Но сейчас я позволила себе держаться за этот кусочек безопасности. И впервые за долгое время я не боролась с этим чувством, а просто дала ему быть, как маленькому огню среди холодного бетона и решёток, который говорит: можно выжить, можно выдержать, и кто-то всё-таки может быть рядом.

В кабинет меня привели аккуратно, почти как ребёнка в школу, хотя в голове всё ещё стояла пустота после двух месяцев в отделении. Здесь было светло, слишком светло для того, к чему я привыкла, и пахло чем-то стерильным и холодным, будто мир снаружи вошёл внутрь, но лишился всего тепла.


За столом сидели трое: Анна Сергеевна – моя лечащая врач, главврач и ещё один мужчина в белом халате, имя которого я так и не запомнила. Они смотрели на меня строго, но без злобы – это была комиссия, не суд. Но ощущение, что моя судьба висит на волоске, не оставляло.


– Аврора, – начала Анна Сергеевна ровным голосом, – скажите, чем огурец отличается от помидора?


Я моргнула, пытаясь понять, серьёзно ли это. Да что за ерунда… – подумала я, но внутренне напряглась. Вопрос был не о знании ботаники, а о реакции, о внимании, о том, как я обрабатываю простое и сложное одновременно.


– Огурец… хм… – пробормотала я, – он более хрустящий, чем помидор… и его чаще едят в свежем виде…


– Хорошо, – кивнула Анна Сергеевна. – А птица от самолета?


Я глубоко вдохнула. Птица летает сама, а самолет – механическое устройство, которое мы сделали, чтобы летать, – отвечала я, стараясь говорить ровно, без эмоций, но внутри всё бурлило. Радость: всё, кажется, заканчивается, я могу выйти отсюда. Страх: всё в руках этих людей в белых халатах, и один неверный жест – и всё заново.


– Расскажите, что произошло с вами до того, как вы попали сюда, – мягко, но настойчиво спросил главный врач.


Я начала тихо пересказывать: родители, школа, парень, попытка суицида, раны, больница. Слова шли медленно, но я старалась держать лицо спокойно. Каждое слово отслеживалось их глазами, движениями, тем, как они слегка наклонялись, как записывали что-то в тетрадь.


– Какие эмоции вы испытываете, когда вспоминаете тот момент? – спросила Анна Сергеевна.


Я хотела сказать правду: страх, пустоту, отчаяние, но сказала ровно: «Я чувствовала… страх». Внутри же бурлило всё: и радость, что возможно сегодня меня отпустят, и ужас – что решение о моей судьбе зависит от их оценок, их взглядов, их безмолвного контроля.


– Спасибо, – сказал мужчина в халате, делая пометки. – Мы понимаем.


Я вздохнула, чуть расслабившись, но тревога не ушла. Радость и страх переплетались, как два потока, которые не могут смешаться, но постоянно давят друг на друга. Если сегодня скажут «да», это свобода. Если «нет»… Я не хотела даже думать.
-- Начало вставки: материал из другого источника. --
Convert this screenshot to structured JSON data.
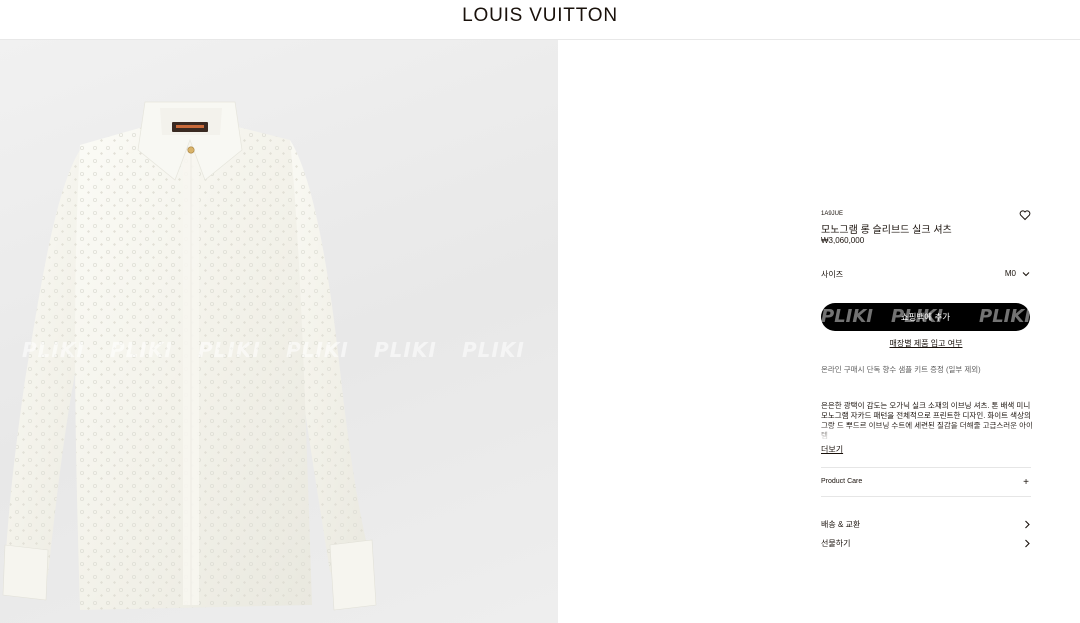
{
  "header": {
    "brand": "LOUIS VUITTON"
  },
  "product": {
    "sku": "1A9JUE",
    "title": "모노그램 롱 슬리브드 실크 셔츠",
    "price": "₩3,060,000",
    "size_label": "사이즈",
    "size_value": "M0",
    "add_to_bag": "쇼핑백에 추가",
    "stock_link": "매장별 제품 입고 여부",
    "promo": "온라인 구매시 단독 향수 샘플 키트 증정 (일부 제외)",
    "description": "은은한 광택이 감도는 오가닉 실크 소재의 이브닝 셔츠. 톤 배색 미니 모노그램 자카드 패턴을 전체적으로 프린트한 디자인. 화이트 색상의 그랑 드 뿌드르 이브닝 수트에 세련된 질감을 더해줄 고급스러운 아이템",
    "more": "더보기",
    "product_care": "Product Care",
    "shipping": "배송 & 교환",
    "gift": "선물하기"
  },
  "watermark": "PLIKI",
  "icons": {
    "wishlist": "heart-icon",
    "size": "chevron-down-icon",
    "care": "plus-icon",
    "links": "chevron-right-icon"
  },
  "colors": {
    "button": "#000000",
    "text": "#19110b",
    "muted": "#5e5e5e",
    "image_bg": "#ececec"
  }
}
И тогда я впервые поняла: эта комиссия – не просто проверка, а испытание. Испытание,не для врачей и бюрократии а для того чтобы,то что со мной произошло,больше не повторилось,испытание где мне одновременно нужно быть собой и не быть собой, показывать то, что нужно, и скрывать то, что больно. И мне предстояло пройти его, чтобы снова выйти в мир.